Kids to get two vaccines in one go

Bangladesh which has won global awards for its massive coverage in routine immunisation has introduced two new vaccines for use on Saturday.

Senior Correspondentbdnews24.com
Published : 21 March 2015, 04:02 PM
Updated : 21 March 2015, 04:16 PM

One, pneumonia vaccine, is completely new to the system which is aimed at saving hundreds of thousands of kids as pneumonia accounts for more than one-fifth of under-5 deaths.
 
The other, injectable version of polio vaccine, will be given to children in one shot along with the current oral doses for at least next three years before a complete switch to the injectable version is made.
 
Health Minister Mohammed Nasim inaugurated those vaccines on Saturday at Dhaka Shishu Hospital even as nurses administered them to children.
 
The pneumonia vaccine will be given in three doses – when the babies are six weeks, 10 weeks and 18 weeks old –for lifelong protection, said Dr Tajul A Bari, assistant director of the government’s Expanded Programme on Immunisation (EPI).
 
He said the injectable form of polio vaccine (IPV) would be given along with the last dose of the three doses oral vaccine (OPV), on the 14th week.
 
Why IPV, OPV together?
 
Bangladesh has become polio-free along with its neighbouring countries of the WHO’s South-East Asia region by feeding children vaccine orally (OPV).

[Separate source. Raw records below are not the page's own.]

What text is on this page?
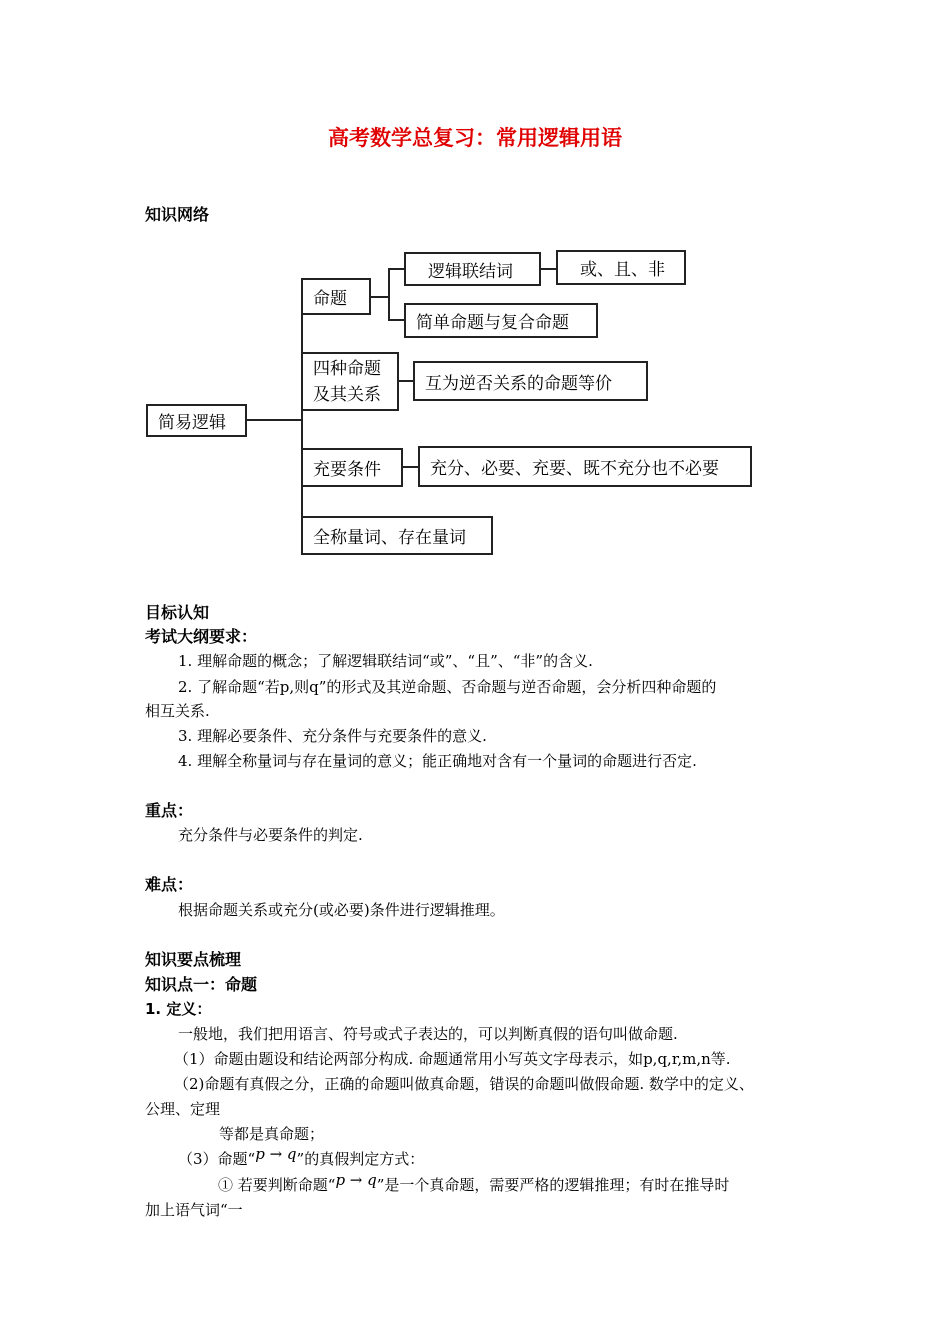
高考数学总复习：常用逻辑用语
知识网络
简易逻辑
命题
逻辑联结词	或、且、非
简单命题与复合命题
四种命题
及其关系
互为逆否关系的命题等价
充要条件	充分、必要、充要、既不充分也不必要
全称量词、存在量词
目标认知
考试大纲要求：
1. 理解命题的概念；了解逻辑联结词“或”、“且”、“非”的含义.
2. 了解命题“若p,则q”的形式及其逆命题、否命题与逆否命题，会分析四种命题的
相互关系.
3. 理解必要条件、充分条件与充要条件的意义.
4. 理解全称量词与存在量词的意义；能正确地对含有一个量词的命题进行否定.
重点：
充分条件与必要条件的判定.
难点：
根据命题关系或充分(或必要)条件进行逻辑推理。
知识要点梳理
知识点一：命题
1. 定义：
一般地，我们把用语言、符号或式子表达的，可以判断真假的语句叫做命题.
（1）命题由题设和结论两部分构成. 命题通常用小写英文字母表示，如p,q,r,m,n等.
（2)命题有真假之分，正确的命题叫做真命题，错误的命题叫做假命题. 数学中的定义、
公理、定理
等都是真命题；
（3）命题“p → q”的真假判定方式：
① 若要判断命题“p → q”是一个真命题，需要严格的逻辑推理；有时在推导时
加上语气词“一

The region, however, is advised to continue vaccination to maintain the polio-free status as India’s neighbour Pakistan, which belongs to a separate WHO region, Eastern Mediterranean, is not polio-free.
 
But Bangladesh like 139 other countries who relied on OPV has now been asked by the WHO to introduce injectable form.
 
The EPI assistant director Bari said they were focused on making a complete switch to IPV by 2018.

“But in between we have to give both so that children get protection from vaccine-derived viruses,” he said.
 
He explained that the oral vaccine comprises three strains, trivalent, of which type 2 had been eradicated from the world at least 15 years back.
 
“But it is causing paralytic polio, though rarely, to the children who are fed  oral doses.
 
“Almost all the vaccine derived polio cases in recent years in the world have been due to type 2 strain,” he said.
 
“So the trivalent OPV will be replaced by bivalent OPV only with type 1 and type 3 vaccine strains soon.
 
“But before making that switch globally it is advised to introduce at least one dose of the injectable form of polio vaccine into the routine system.

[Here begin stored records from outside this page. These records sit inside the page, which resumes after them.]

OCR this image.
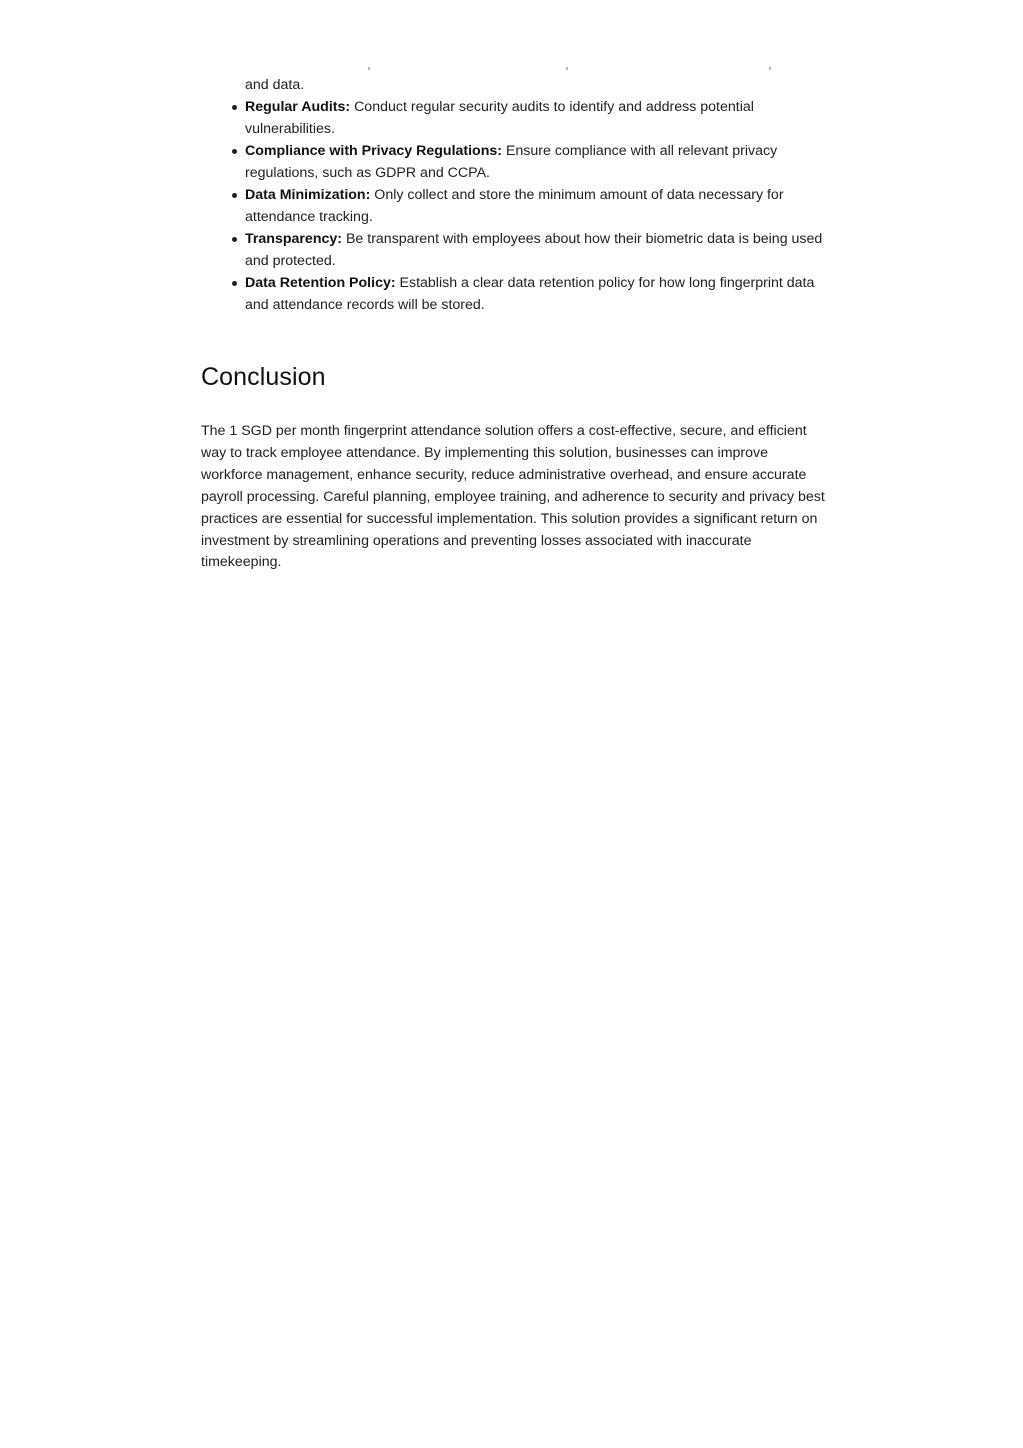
and data.
Regular Audits: Conduct regular security audits to identify and address potential vulnerabilities.
Compliance with Privacy Regulations: Ensure compliance with all relevant privacy regulations, such as GDPR and CCPA.
Data Minimization: Only collect and store the minimum amount of data necessary for attendance tracking.
Transparency: Be transparent with employees about how their biometric data is being used and protected.
Data Retention Policy: Establish a clear data retention policy for how long fingerprint data and attendance records will be stored.
Conclusion

The 1 SGD per month fingerprint attendance solution offers a cost-effective, secure, and efficient way to track employee attendance. By implementing this solution, businesses can improve workforce management, enhance security, reduce administrative overhead, and ensure accurate payroll processing. Careful planning, employee training, and adherence to security and privacy best practices are essential for successful implementation. This solution provides a significant return on investment by streamlining operations and preventing losses associated with inaccurate timekeeping.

“This shot will give protection against the type-2 induced polio”, he said.
 
“At the same time this vaccine will help protect kids from the type 2 strain lingering in the environment before complete removal of oral vaccine,” the EPI assistant director said.
 
Global alliance for vaccine Gavi, UN agencies UNICEF and WHO, and the Global Polio Eradication Initiative (GPEI) that support Bangladesh for child vaccination have hailed the move in a joint statement.